Leeroye se tourna vers son fils avec une lassitude palpable. Il était déçu, et il le montrait bien à Vaillant.

— C'est à propos du vol effectué sur Plox...

— Ils ont dérobé un noyau Carssax à la fédération, je le sais Vaillant.

L'ainé des Copernick faillit s'étrangler avec son propre oxygène, il redoutait les prochains mots de son père. Pourtant il était toujours posté face à lui, prêt à écouter ses déclarations.

— Tu pensais que je ne le découvrirais pas ? Je suis le président, fils.

— Nous allons le récupérer père ! J'ai personnellement vérifié les paramètres des pourfendeurs tout à l'heure et ils sont déjà dans l'hyperespace en direction de la première galaxie intermédiaire.

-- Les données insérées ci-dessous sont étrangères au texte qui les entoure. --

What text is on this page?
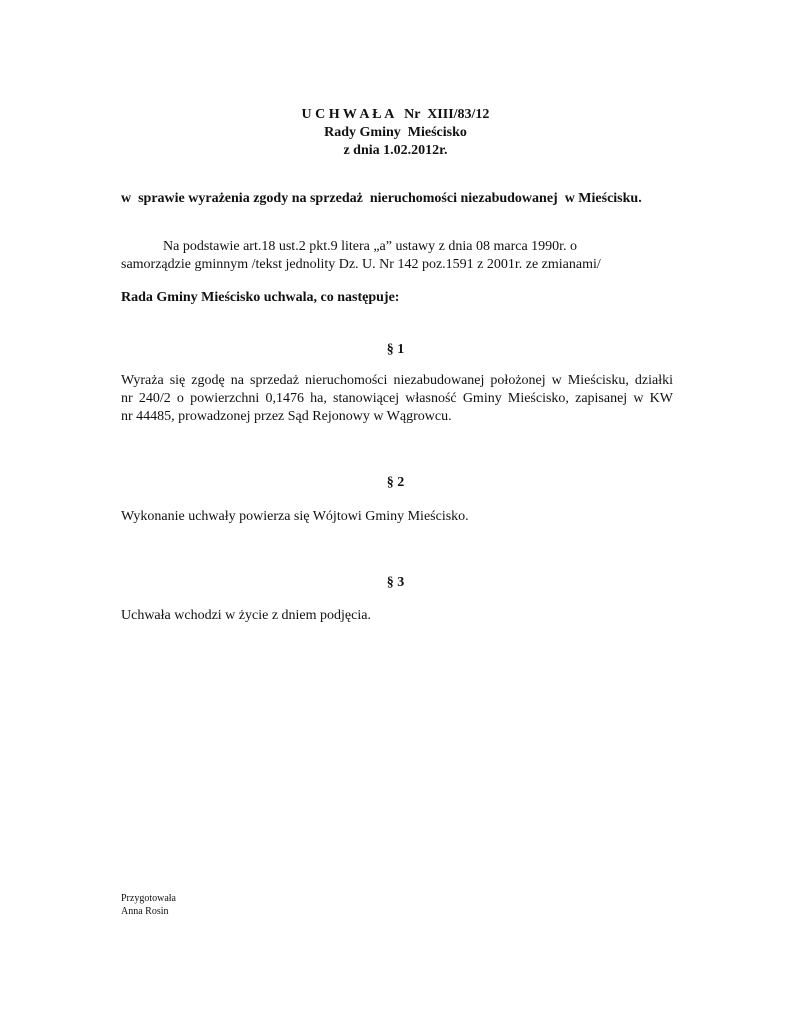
U C H W A Ł A   Nr  XIII/83/12
Rady Gminy  Mieścisko
z dnia 1.02.2012r.
w  sprawie wyrażenia zgody na sprzedaż  nieruchomości niezabudowanej  w Mieścisku.
Na podstawie art.18 ust.2 pkt.9 litera „a” ustawy z dnia 08 marca 1990r. o
samorządzie gminnym /tekst jednolity Dz. U. Nr 142 poz.1591 z 2001r. ze zmianami/
Rada Gminy Mieścisko uchwala, co następuje:
§ 1
Wyraża się zgodę na sprzedaż nieruchomości niezabudowanej położonej w Mieścisku, działki
nr 240/2 o powierzchni 0,1476 ha, stanowiącej własność Gminy Mieścisko, zapisanej w KW
nr 44485, prowadzonej przez Sąd Rejonowy w Wągrowcu.
§ 2
Wykonanie uchwały powierza się Wójtowi Gminy Mieścisko.
§ 3
Uchwała wchodzi w życie z dniem podjęcia.
Przygotowała
Anna Rosin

Le ton de Vaillant était moyennement calme, il voulait se donner raison face à son père du mieux qu'il pouvait. Mais c'était difficile ; son manque de réactivité après la géolocalisation du Pandémonium avait conduit à cette situation.

— D'après toi, pourquoi ai-je été élu président ?

Il ne comprenait pas la raison de cette question ; il ne parvenait pas à établir un lien entre elle et le problème des égalitaristes. Mais il tenta tout de même une réponse.

— Vous êtes l'homme qui hissera Jupiter au sommet de son existence. Le dirigeant le mieux habilité à manœuvrer les civilisations junites pour atteindre un développement intégral. Vous êtes le vecteur de progrès.

Vaillant était sincère, il pensait et croyait véritablement en ses déclarations. Pour lui, aucun autre homme ne pouvait occuper la place de président en dehors de son père. Leeroye Sazx Copernick était l'espoir que l'humanité était en train de perdre. Son père était le commandant suprême dont Jupiter pouvait rêver.

- Rien que ça ?

- Que devrais-je dire d'autre ?

Leeroye soupira et s'avança jusqu'à son fils. Il était aussi grand que lui, aussi corpulent que lui, aussi terrifiant que lui. Vaillant était une réplique presque exacte de son père, à la seule différence que le président avait une peau noire uniforme et des prunelles sombres. Le général avait un peau laiteuse et le bras recouvert d'une série de tatouages numériques : des codes qui indiquaient ses échelons militaires en partant de son introduction dans l'armée.

— Si j'ai été élu c'est aussi parce que je suis impitoyable et que je sais prendre des coups d'avance sur mes adversaires. Je vais te révéler la raison pour laquelle j'étais absent lors du dernier conseil de sécurité.